Traduction par Léo Boulanger.

Diplômé de géographie sur les questions queer, Léo Boulanger est un chercheur militant indépendant. Polyhandi et queer, il intègre ces deux identités dans sa recherche, qui s’intéresse aux intersections du queer et du crip dans différents espaces. Iel est aussi traducteur.

Correction Emma Axelroud Bernard

[Description de l’image de couverture: Une photo d’une œuvre intitulée 5 alarms (Pull for Help), « 5 alarmes (tirer en cas d’urgence)”, de Panteha Abareshi. La photo montre une série de 8 sonnettes d’alarme, comme celles qui se trouvent dans les hôpitaux, sur lesquelles tirent les patient·es lorsqu’iels ont besoin d’aide immédiate et urgente. Les sonnettes d’alarme sont rectangulaires et grises, chacune installée sur un mur blanc et attachées à une ficelle rouge au plafond. Dans cette œuvre, la ficelle d’alarme est suspendue tout juste hors d’atteinte, symbolisant la nature souvent fondamentalement inaccessible de « l’aide ».]
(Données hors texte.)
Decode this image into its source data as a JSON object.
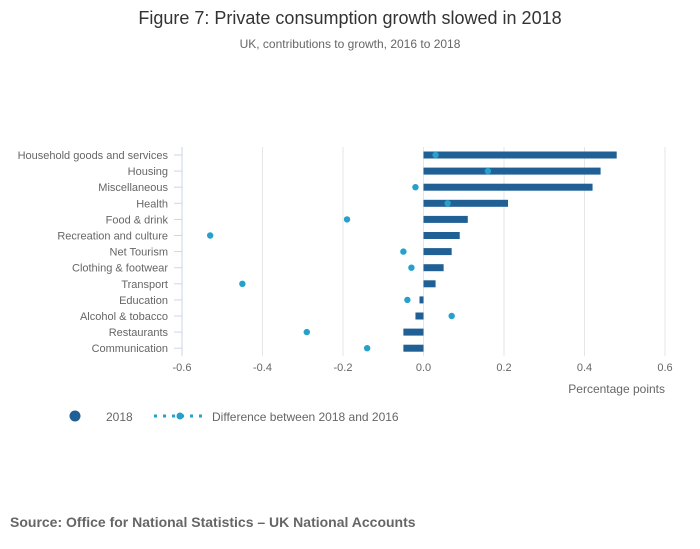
{
  "colors": {
    "bar": "#206095",
    "dot": "#27a0cc",
    "grid": "#e6e6e6",
    "axis": "#ccd6eb"
  },
  "chart_data": {
    "type": "bar",
    "orientation": "horizontal",
    "title": "Figure 7: Private consumption growth slowed in 2018",
    "subtitle": "UK, contributions to growth, 2016 to 2018",
    "xlabel": "Percentage points",
    "xlim": [
      -0.6,
      0.6
    ],
    "xticks": [
      "-0.6",
      "-0.4",
      "-0.2",
      "0.0",
      "0.2",
      "0.4",
      "0.6"
    ],
    "xtick_values": [
      -0.6,
      -0.4,
      -0.2,
      0,
      0.2,
      0.4,
      0.6
    ],
    "categories": [
      "Household goods and services",
      "Housing",
      "Miscellaneous",
      "Health",
      "Food & drink",
      "Recreation and culture",
      "Net Tourism",
      "Clothing & footwear",
      "Transport",
      "Education",
      "Alcohol & tobacco",
      "Restaurants",
      "Communication"
    ],
    "series": [
      {
        "name": "2018",
        "type": "bar",
        "values": [
          0.48,
          0.44,
          0.42,
          0.21,
          0.11,
          0.09,
          0.07,
          0.05,
          0.03,
          -0.01,
          -0.02,
          -0.05,
          -0.05
        ]
      },
      {
        "name": "Difference between 2018 and 2016",
        "type": "scatter",
        "values": [
          0.03,
          0.16,
          -0.02,
          0.06,
          -0.19,
          -0.53,
          -0.05,
          -0.03,
          -0.45,
          -0.04,
          0.07,
          -0.29,
          -0.14
        ]
      }
    ],
    "legend": "bottom-left",
    "grid": true
  },
  "source": "Source: Office for National Statistics – UK National Accounts"
}
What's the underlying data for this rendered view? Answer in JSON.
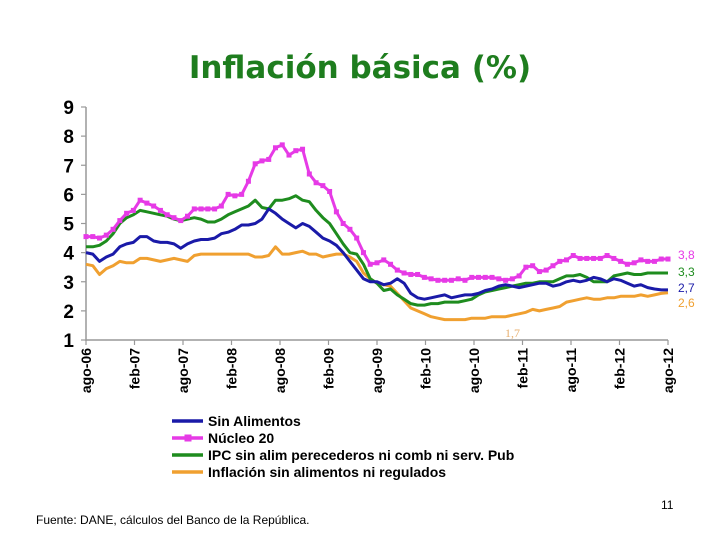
{
  "slide": {
    "title": "Inflación básica (%)",
    "source": "Fuente: DANE, cálculos del Banco de la República.",
    "page_number": "11"
  },
  "chart_data": {
    "type": "line",
    "ylim": [
      1,
      9
    ],
    "yticks": [
      1,
      2,
      3,
      4,
      5,
      6,
      7,
      8,
      9
    ],
    "x_start": "ago-06",
    "x_end": "ago-12",
    "x_tick_labels": [
      "ago-06",
      "feb-07",
      "ago-07",
      "feb-08",
      "ago-08",
      "feb-09",
      "ago-09",
      "feb-10",
      "ago-10",
      "feb-11",
      "ago-11",
      "feb-12",
      "ago-12"
    ],
    "legend_position": "bottom",
    "series": [
      {
        "name": "Sin Alimentos",
        "color": "#1a1aa8",
        "marker": false,
        "end_label": "2,7",
        "values": [
          4.0,
          3.95,
          3.7,
          3.85,
          3.95,
          4.2,
          4.3,
          4.35,
          4.55,
          4.55,
          4.4,
          4.35,
          4.35,
          4.3,
          4.15,
          4.3,
          4.4,
          4.45,
          4.45,
          4.5,
          4.65,
          4.7,
          4.8,
          4.95,
          4.95,
          5.0,
          5.15,
          5.5,
          5.35,
          5.15,
          5.0,
          4.85,
          5.0,
          4.9,
          4.7,
          4.5,
          4.4,
          4.25,
          4.0,
          3.7,
          3.4,
          3.1,
          3.0,
          3.0,
          2.9,
          2.95,
          3.1,
          2.95,
          2.6,
          2.45,
          2.4,
          2.45,
          2.5,
          2.55,
          2.45,
          2.5,
          2.55,
          2.55,
          2.6,
          2.7,
          2.75,
          2.85,
          2.9,
          2.85,
          2.8,
          2.85,
          2.9,
          2.95,
          2.95,
          2.85,
          2.9,
          3.0,
          3.05,
          3.0,
          3.05,
          3.15,
          3.1,
          3.0,
          3.1,
          3.05,
          2.95,
          2.85,
          2.9,
          2.8,
          2.75,
          2.72,
          2.72
        ]
      },
      {
        "name": "Núcleo 20",
        "color": "#e63ae6",
        "marker": true,
        "end_label": "3,8",
        "values": [
          4.55,
          4.55,
          4.5,
          4.6,
          4.8,
          5.1,
          5.35,
          5.45,
          5.8,
          5.7,
          5.6,
          5.45,
          5.3,
          5.2,
          5.1,
          5.25,
          5.5,
          5.5,
          5.5,
          5.5,
          5.6,
          6.0,
          5.95,
          6.0,
          6.45,
          7.05,
          7.15,
          7.2,
          7.6,
          7.7,
          7.35,
          7.5,
          7.55,
          6.7,
          6.4,
          6.3,
          6.1,
          5.4,
          5.0,
          4.8,
          4.5,
          4.0,
          3.6,
          3.65,
          3.75,
          3.6,
          3.4,
          3.3,
          3.25,
          3.25,
          3.15,
          3.1,
          3.05,
          3.05,
          3.05,
          3.1,
          3.05,
          3.15,
          3.15,
          3.15,
          3.15,
          3.1,
          3.05,
          3.1,
          3.2,
          3.5,
          3.55,
          3.35,
          3.4,
          3.55,
          3.7,
          3.75,
          3.9,
          3.8,
          3.8,
          3.8,
          3.8,
          3.9,
          3.8,
          3.7,
          3.6,
          3.65,
          3.75,
          3.7,
          3.7,
          3.78,
          3.78
        ]
      },
      {
        "name": "IPC sin alim perecederos ni comb ni serv. Pub",
        "color": "#1e8c1e",
        "marker": false,
        "end_label": "3,3",
        "values": [
          4.2,
          4.2,
          4.25,
          4.4,
          4.65,
          5.0,
          5.2,
          5.3,
          5.45,
          5.4,
          5.35,
          5.3,
          5.25,
          5.15,
          5.1,
          5.15,
          5.2,
          5.15,
          5.05,
          5.05,
          5.15,
          5.3,
          5.4,
          5.5,
          5.6,
          5.8,
          5.55,
          5.5,
          5.8,
          5.8,
          5.85,
          5.95,
          5.8,
          5.75,
          5.45,
          5.2,
          5.0,
          4.65,
          4.3,
          4.0,
          3.95,
          3.6,
          3.1,
          2.95,
          2.7,
          2.75,
          2.55,
          2.4,
          2.25,
          2.2,
          2.2,
          2.25,
          2.25,
          2.3,
          2.3,
          2.3,
          2.35,
          2.4,
          2.55,
          2.65,
          2.7,
          2.75,
          2.8,
          2.85,
          2.9,
          2.95,
          2.95,
          3.0,
          3.0,
          3.0,
          3.1,
          3.2,
          3.2,
          3.25,
          3.15,
          3.0,
          3.0,
          3.0,
          3.2,
          3.25,
          3.3,
          3.25,
          3.25,
          3.3,
          3.3,
          3.3,
          3.3
        ]
      },
      {
        "name": "Inflación sin alimentos ni regulados",
        "color": "#f0a030",
        "marker": false,
        "end_label": "2,6",
        "values": [
          3.6,
          3.55,
          3.25,
          3.45,
          3.55,
          3.7,
          3.65,
          3.65,
          3.8,
          3.8,
          3.75,
          3.7,
          3.75,
          3.8,
          3.75,
          3.7,
          3.9,
          3.95,
          3.95,
          3.95,
          3.95,
          3.95,
          3.95,
          3.95,
          3.95,
          3.85,
          3.85,
          3.9,
          4.2,
          3.95,
          3.95,
          4.0,
          4.05,
          3.95,
          3.95,
          3.85,
          3.9,
          3.95,
          3.95,
          3.85,
          3.7,
          3.3,
          3.1,
          2.95,
          2.9,
          2.85,
          2.6,
          2.35,
          2.1,
          2.0,
          1.9,
          1.8,
          1.75,
          1.7,
          1.7,
          1.7,
          1.7,
          1.75,
          1.75,
          1.75,
          1.8,
          1.8,
          1.8,
          1.85,
          1.9,
          1.95,
          2.05,
          2.0,
          2.05,
          2.1,
          2.15,
          2.3,
          2.35,
          2.4,
          2.45,
          2.4,
          2.4,
          2.45,
          2.45,
          2.5,
          2.5,
          2.5,
          2.55,
          2.5,
          2.55,
          2.6,
          2.62
        ]
      }
    ],
    "annotations": [
      {
        "text": "1,7",
        "color": "#e8b070"
      }
    ]
  }
}
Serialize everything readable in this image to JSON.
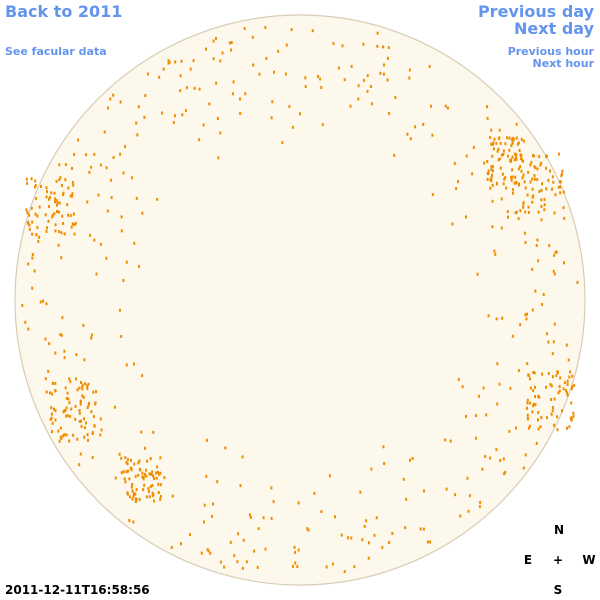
{
  "nav": {
    "back": "Back to 2011",
    "facular": "See facular data",
    "previous_day": "Previous day",
    "next_day": "Next day",
    "previous_hour": "Previous hour",
    "next_hour": "Next hour"
  },
  "timestamp": "2011-12-11T16:58:56",
  "compass": {
    "north": "N",
    "east": "E",
    "center": "+",
    "west": "W",
    "south": "S"
  }
}
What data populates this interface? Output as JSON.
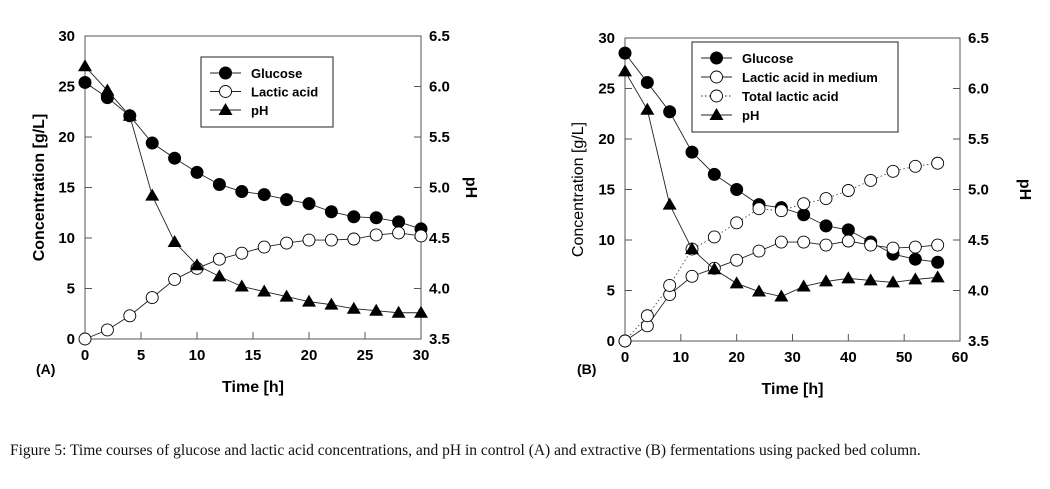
{
  "caption": "Figure 5: Time courses of glucose and lactic acid concentrations, and pH in control (A) and extractive (B) fermentations using packed bed column.",
  "chart_data": [
    {
      "type": "line",
      "panel_label": "(A)",
      "title": "",
      "xlabel": "Time [h]",
      "ylabel": "Concentration [g/L]",
      "y2label": "pH",
      "xlim": [
        0,
        30
      ],
      "ylim": [
        0,
        30
      ],
      "y2lim": [
        3.5,
        6.5
      ],
      "xticks": [
        "0",
        "5",
        "10",
        "15",
        "20",
        "25",
        "30"
      ],
      "yticks": [
        "0",
        "5",
        "10",
        "15",
        "20",
        "25",
        "30"
      ],
      "y2ticks": [
        "3.5",
        "4.0",
        "4.5",
        "5.0",
        "5.5",
        "6.0",
        "6.5"
      ],
      "grid": false,
      "legend_position": "top-center",
      "series": [
        {
          "name": "Glucose",
          "axis": "left",
          "marker": "filled-circle",
          "line": "solid",
          "x": [
            0,
            2,
            4,
            6,
            8,
            10,
            12,
            14,
            16,
            18,
            20,
            22,
            24,
            26,
            28,
            30
          ],
          "values": [
            25.4,
            23.9,
            22.1,
            19.4,
            17.9,
            16.5,
            15.3,
            14.6,
            14.3,
            13.8,
            13.4,
            12.6,
            12.1,
            12.0,
            11.6,
            10.9
          ]
        },
        {
          "name": "Lactic acid",
          "axis": "left",
          "marker": "open-circle",
          "line": "solid",
          "x": [
            0,
            2,
            4,
            6,
            8,
            10,
            12,
            14,
            16,
            18,
            20,
            22,
            24,
            26,
            28,
            30
          ],
          "values": [
            0.0,
            0.9,
            2.3,
            4.1,
            5.9,
            7.0,
            7.9,
            8.5,
            9.1,
            9.5,
            9.8,
            9.8,
            9.9,
            10.3,
            10.5,
            10.2
          ]
        },
        {
          "name": "pH",
          "axis": "right",
          "marker": "filled-triangle",
          "line": "solid",
          "x": [
            0,
            2,
            4,
            6,
            8,
            10,
            12,
            14,
            16,
            18,
            20,
            22,
            24,
            26,
            28,
            30
          ],
          "values": [
            6.2,
            5.96,
            5.71,
            4.92,
            4.46,
            4.23,
            4.12,
            4.02,
            3.97,
            3.92,
            3.87,
            3.84,
            3.8,
            3.78,
            3.76,
            3.76
          ]
        }
      ]
    },
    {
      "type": "line",
      "panel_label": "(B)",
      "title": "",
      "xlabel": "Time [h]",
      "ylabel": "Concentration [g/L]",
      "y2label": "pH",
      "xlim": [
        0,
        60
      ],
      "ylim": [
        0,
        30
      ],
      "y2lim": [
        3.5,
        6.5
      ],
      "xticks": [
        "0",
        "10",
        "20",
        "30",
        "40",
        "50",
        "60"
      ],
      "yticks": [
        "0",
        "5",
        "10",
        "15",
        "20",
        "25",
        "30"
      ],
      "y2ticks": [
        "3.5",
        "4.0",
        "4.5",
        "5.0",
        "5.5",
        "6.0",
        "6.5"
      ],
      "grid": false,
      "legend_position": "top-center",
      "series": [
        {
          "name": "Glucose",
          "axis": "left",
          "marker": "filled-circle",
          "line": "solid",
          "x": [
            0,
            4,
            8,
            12,
            16,
            20,
            24,
            28,
            32,
            36,
            40,
            44,
            48,
            52,
            56
          ],
          "values": [
            28.5,
            25.6,
            22.7,
            18.7,
            16.5,
            15.0,
            13.5,
            13.2,
            12.5,
            11.4,
            11.0,
            9.8,
            8.6,
            8.1,
            7.8
          ]
        },
        {
          "name": "Lactic acid in medium",
          "axis": "left",
          "marker": "open-circle",
          "line": "solid",
          "x": [
            0,
            4,
            8,
            12,
            16,
            20,
            24,
            28,
            32,
            36,
            40,
            44,
            48,
            52,
            56
          ],
          "values": [
            0.0,
            1.5,
            4.6,
            6.4,
            7.2,
            8.0,
            8.9,
            9.8,
            9.8,
            9.5,
            9.9,
            9.5,
            9.2,
            9.3,
            9.5
          ]
        },
        {
          "name": "Total lactic acid",
          "axis": "left",
          "marker": "open-circle",
          "line": "dotted",
          "x": [
            0,
            4,
            8,
            12,
            16,
            20,
            24,
            28,
            32,
            36,
            40,
            44,
            48,
            52,
            56
          ],
          "values": [
            0.0,
            2.5,
            5.5,
            9.1,
            10.3,
            11.7,
            13.1,
            12.9,
            13.6,
            14.1,
            14.9,
            15.9,
            16.8,
            17.3,
            17.6
          ]
        },
        {
          "name": "pH",
          "axis": "right",
          "marker": "filled-triangle",
          "line": "solid",
          "x": [
            0,
            4,
            8,
            12,
            16,
            20,
            24,
            28,
            32,
            36,
            40,
            44,
            48,
            52,
            56
          ],
          "values": [
            6.17,
            5.79,
            4.85,
            4.41,
            4.21,
            4.07,
            3.99,
            3.94,
            4.04,
            4.09,
            4.12,
            4.1,
            4.08,
            4.11,
            4.13
          ]
        }
      ]
    }
  ]
}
1 NDT: Dans le texte original, Panteha Abareshi utilise le terme ableism qui est un néologisme désignant les discriminations envers les personnes handicapées apparu dans les années 70-80 aux États-Unis et en Grande-Bretagne. Il peut être indifféremment traduit par validisme ou capacitisme. Ce dernier s’est imposé au Canada francophone à la fin des années 80. Nous avons préféré de notre côté utiliser le terme validisme, dominant en Europe francophone, qui a été proposé pour la première fois par le militant Zig Blanquer dans son texte “La culture du valide occidental” (2004) disponible gratuitement à cet adresse https://infokiosques.net/spip.php?article184. Ce texte a été republié récemment par Monstrographe dans une anthologie des textes de Zig Blanquer. Pour d’avantage de précision sur l’origine des deux termes, voir : Adrien Primerano, « L’émergence des concepts de “capacitisme” et de “validisme” dans l’espace francophone », Alter, 16-2 | 2022. URL : http://journals.openedition.org/alterjdr/683

2 NDT: Panteha Abareshi utilise dans le texte original le terme « d/Deaf individuals » traduit ici par « personnes S/sourdes » conformément à la manière dont les personnes concernées se nomment dans les pays francophones. À chaque fois, la minuscule renvoie à la surdité comme fait et la majuscule à la communauté sourde ayant une langue, une culture et une histoire.